Partout dans l’académie, les bâtiments accueillant les élèves se dégradent et les conditions d’enseignement deviennent insupportables. La plupart des établissements datent des années 1970, ils sont très largement amiantés, et les canalisations sont vétustes. Par exemple, cinq établissements du Val-de-Marne ont vécu des problèmes d’accès à l’eau, à Villejuif, Maisons-Alfort, Chennevières, Chevilly et Choisy-le-Roi. Certains en sont toujours privés et sont livrés en bonbonnes. Plusieurs se mobilisent pour dénoncer la présence d’amiante se dégradant dans leurs murs, sols et plafonds. Des moyens financiers d’ampleur doivent être débloqués pour la rénovation des bâtis qui se dégradent. La FSU n’aura de cesse, notamment dans le cadre de ses mandats à la FSSSCT (formation spécialisée santé sécurité et conditions de travail) de dénoncer cette situation et de militer pour que les conditions d’enseignement soient décentes pour toutes et tous.

Conclusion : dans ce contexte de rentrée difficile, nous dénonçons donc l’instrumentalisation raciste du port de l’abaya et du qamis. Cette décision nous semble tout d’abord peu applicable du fait de l’appréciation très subjective de la religiosité supposée d’un vêtement. La validation par le Conseil d’État de la notion d’intentionnalité du vêtement pose question à plus d’un titre : c’est la porte ouverte à des prises de position discriminatoires à l’entrée des collèges et des lycées avec un possible renvoi de jeunes filles et garçons chez elles et chez eux. Le dialogue prôné par la loi du 15 mars 2004 laisse ainsi la place à l’assignation arbitraire des élèves à une religion réelle ou supposée quand, dans le même temps, les chantres de cette laïcité dévoyée qui ne cessent d’agiter le spectre d’un ennemi intérieur en train de « tester » la République financent à 73 % l’enseignement privé confessionnel (8 milliards d’euros en 2022) !

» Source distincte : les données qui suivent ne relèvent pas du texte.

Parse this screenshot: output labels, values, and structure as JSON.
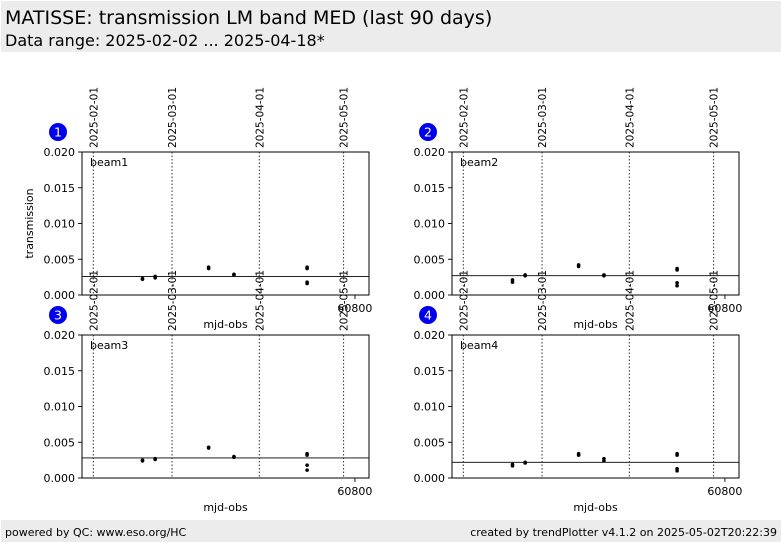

Nous nous opposons à la stigmatisation des jeunes filles, plus touchées par cette interdiction, avec un risque d’atteinte à la liberté de chacune de s’habiller comme elle le souhaite. Il y a deux ans, une polémique sur le port des crop tops dans les établissements scolaires pointait du doigt les jeunes femmes qui ne se « couvraient pas assez », cela relève d’une même logique patriarcale de contrôle des corps qui veut imposer une norme vestimentaire aux femmes accusées soit de cacher trop leur formes, soit de trop les montrer.

Enfin, la FSU espère que votre nomination, madame la Rectrice, inaugure une nouvelle ère de dialogue social constructif et respectueux des mandats qui nous ont été confiés par nos collègues. Nous vous souhaitons la bienvenue ! Vous pourrez compter sur la FSU et ses représentants dans La Défense du service public d’education au service de l’emancipation des élèves comme dans le respect du droit des personnels.